Since then, and more often with each passing year, when the ocean permits, Layla is usually up for a surf. She doesn’t want to be in the white water; She wants to catch a clean green wave. She doesn’t want to ride a longboard; She wants to ride the Biscuit. For a while her goal was to get barreled, but now it’s to get a nice shoulder and make some turns. Paired with her participation in swim team, surfing has helped immensely in her strength, courage, persistence, and development of a unique sense of self. We haven’t pushed our son, Sol, to surf like we did with Layla, but recently at almost 5, he has developed his own stoke for it.

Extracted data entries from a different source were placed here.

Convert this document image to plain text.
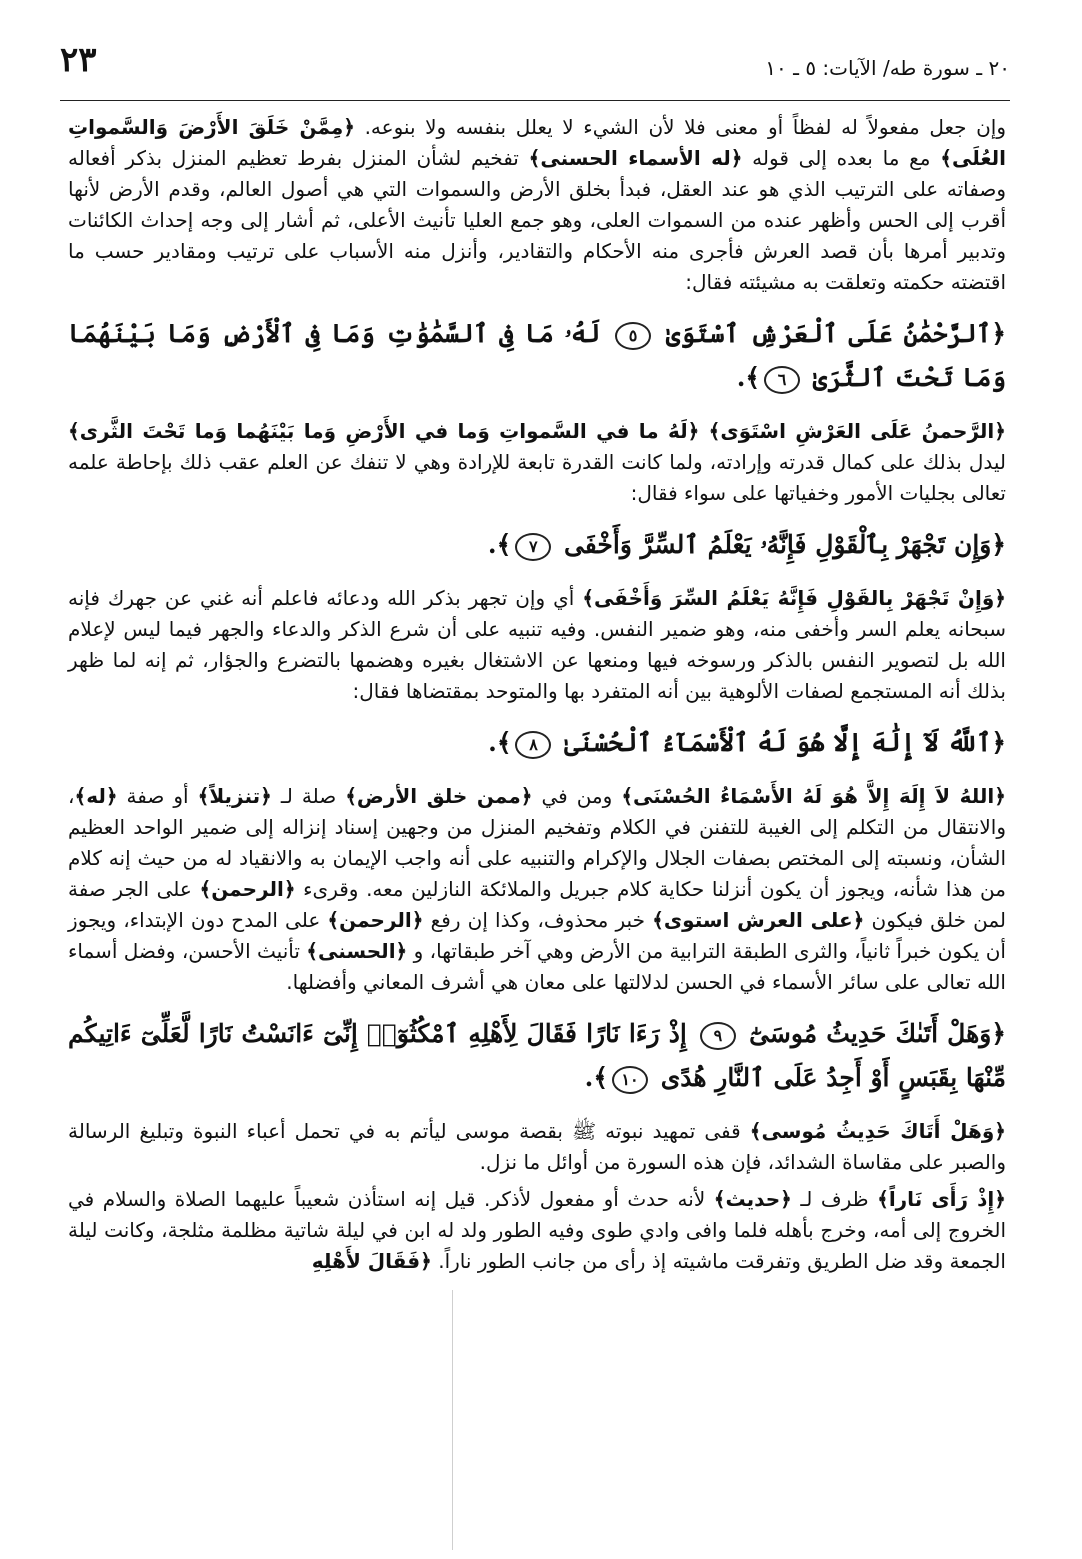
٢٠ ـ سورة طه/ الآيات: ٥ ـ ١٠
٢٣

وإن جعل مفعولاً له لفظاً أو معنى فلا لأن الشيء لا يعلل بنفسه ولا بنوعه. ﴿مِمَّنْ خَلَقَ الأَرْضَ وَالسَّمواتِ العُلَى﴾ مع ما بعده إلى قوله ﴿له الأسماء الحسنى﴾ تفخيم لشأن المنزل بفرط تعظيم المنزل بذكر أفعاله وصفاته على الترتيب الذي هو عند العقل، فبدأ بخلق الأرض والسموات التي هي أصول العالم، وقدم الأرض لأنها أقرب إلى الحس وأظهر عنده من السموات العلى، وهو جمع العليا تأنيث الأعلى، ثم أشار إلى وجه إحداث الكائنات وتدبير أمرها بأن قصد العرش فأجرى منه الأحكام والتقادير، وأنزل منه الأسباب على ترتيب ومقادير حسب ما اقتضته حكمته وتعلقت به مشيئته فقال:

﴿ٱلرَّحْمَٰنُ عَلَى ٱلْعَرْشِ ٱسْتَوَىٰ ٥ لَهُۥ مَا فِى ٱلسَّمَٰوَٰتِ وَمَا فِى ٱلْأَرْضِ وَمَا بَيْنَهُمَا وَمَا تَحْتَ ٱلثَّرَىٰ ٦﴾.

﴿الرَّحمنُ عَلَى العَرْشِ اسْتَوَى﴾ ﴿لَهُ ما في السَّمواتِ وَما في الأَرْضِ وَما بَيْنَهُما وَما تَحْتَ الثَّرى﴾ ليدل بذلك على كمال قدرته وإرادته، ولما كانت القدرة تابعة للإرادة وهي لا تنفك عن العلم عقب ذلك بإحاطة علمه تعالى بجليات الأمور وخفياتها على سواء فقال:

﴿وَإِن تَجْهَرْ بِٱلْقَوْلِ فَإِنَّهُۥ يَعْلَمُ ٱلسِّرَّ وَأَخْفَى ٧﴾.

﴿وَإِنْ تَجْهَرْ بِالقَوْلِ فَإِنَّهُ يَعْلَمُ السِّرَ وَأَخْفَى﴾ أي وإن تجهر بذكر الله ودعائه فاعلم أنه غني عن جهرك فإنه سبحانه يعلم السر وأخفى منه، وهو ضمير النفس. وفيه تنبيه على أن شرع الذكر والدعاء والجهر فيما ليس لإعلام الله بل لتصوير النفس بالذكر ورسوخه فيها ومنعها عن الاشتغال بغيره وهضمها بالتضرع والجؤار، ثم إنه لما ظهر بذلك أنه المستجمع لصفات الألوهية بين أنه المتفرد بها والمتوحد بمقتضاها فقال:

﴿ٱللَّهُ لَآ إِلَٰهَ إِلَّا هُوَ لَهُ ٱلْأَسْمَآءُ ٱلْحُسْنَىٰ ٨﴾.

﴿اللهُ لاَ إِلَهَ إِلاَّ هُوَ لَهُ الأَسْمَاءُ الحُسْنَى﴾ ومن في ﴿ممن خلق الأرض﴾ صلة لـ ﴿تنزيلاً﴾ أو صفة ﴿له﴾، والانتقال من التكلم إلى الغيبة للتفنن في الكلام وتفخيم المنزل من وجهين إسناد إنزاله إلى ضمير الواحد العظيم الشأن، ونسبته إلى المختص بصفات الجلال والإكرام والتنبيه على أنه واجب الإيمان به والانقياد له من حيث إنه كلام من هذا شأنه، ويجوز أن يكون أنزلنا حكاية كلام جبريل والملائكة النازلين معه. وقرىء ﴿الرحمن﴾ على الجر صفة لمن خلق فيكون ﴿على العرش استوى﴾ خبر محذوف، وكذا إن رفع ﴿الرحمن﴾ على المدح دون الإبتداء، ويجوز أن يكون خبراً ثانياً، والثرى الطبقة الترابية من الأرض وهي آخر طبقاتها، و ﴿الحسنى﴾ تأنيث الأحسن، وفضل أسماء الله تعالى على سائر الأسماء في الحسن لدلالتها على معان هي أشرف المعاني وأفضلها.

﴿وَهَلْ أَتَىٰكَ حَدِيثُ مُوسَىٰٓ ٩ إِذْ رَءَا نَارًا فَقَالَ لِأَهْلِهِ ٱمْكُثُوٓا۟ إِنِّىٓ ءَانَسْتُ نَارًا لَّعَلِّىٓ ءَاتِيكُم مِّنْهَا بِقَبَسٍ أَوْ أَجِدُ عَلَى ٱلنَّارِ هُدًى ١٠﴾.

﴿وَهَلْ أَتَاكَ حَدِيثُ مُوسى﴾ قفى تمهيد نبوته ﷺ بقصة موسى ليأتم به في تحمل أعباء النبوة وتبليغ الرسالة والصبر على مقاساة الشدائد، فإن هذه السورة من أوائل ما نزل.

﴿إِذْ رَأَى نَاراً﴾ ظرف لـ ﴿حديث﴾ لأنه حدث أو مفعول لأذكر. قيل إنه استأذن شعيباً عليهما الصلاة والسلام في الخروج إلى أمه، وخرج بأهله فلما وافى وادي طوى وفيه الطور ولد له ابن في ليلة شاتية مظلمة مثلجة، وكانت ليلة الجمعة وقد ضل الطريق وتفرقت ماشيته إذ رأى من جانب الطور ناراً. ﴿فَقَالَ لأَهْلِهِ
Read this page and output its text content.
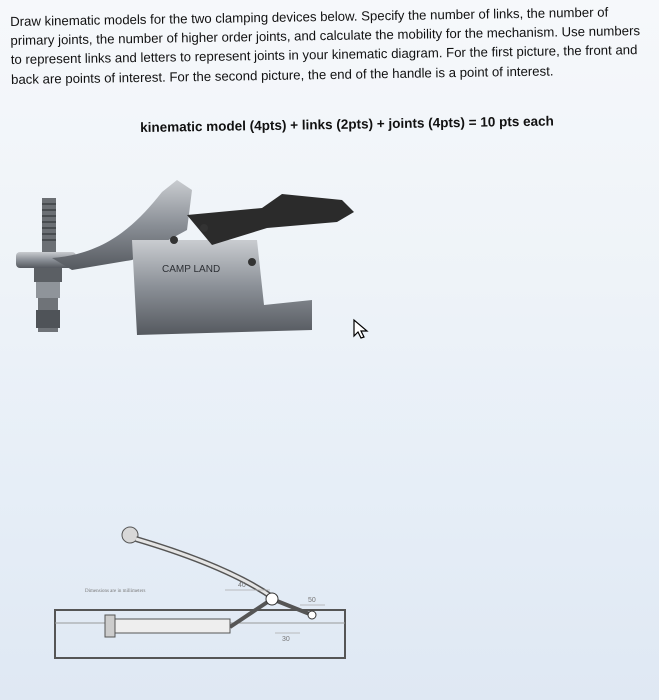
Draw kinematic models for the two clamping devices below. Specify the number of links, the number of primary joints, the number of higher order joints, and calculate the mobility for the mechanism. Use numbers to represent links and letters to represent joints in your kinematic diagram. For the first picture, the front and back are points of interest. For the second picture, the end of the handle is a point of interest.
kinematic model (4pts) + links (2pts) + joints (4pts) = 10 pts each
CAMP LAND
40
50
30
Dimensions are in millimeters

Spending days at the beach with my family is the sweetest experience I’ve known. Even though it means more time putting on and peeling off wetsuits than ever before, more time standing, pushing, and swimming in the waves rather than riding them, and more time encouraging and nurturing my kids’ relationship with the ocean than my own, I wouldn’t have it any other way. As Martin Luther King Jr. said, ‘We all have to decide whether we will walk in the light of creative altruism or the darkness of destructive selfishness. Life’s most persistent and nagging questions is, what are you doing for others?’. I’d like to think I’m giving my kids the gift of a childhood spent on the beach and in the waves…and perhaps, one day, in the barrel.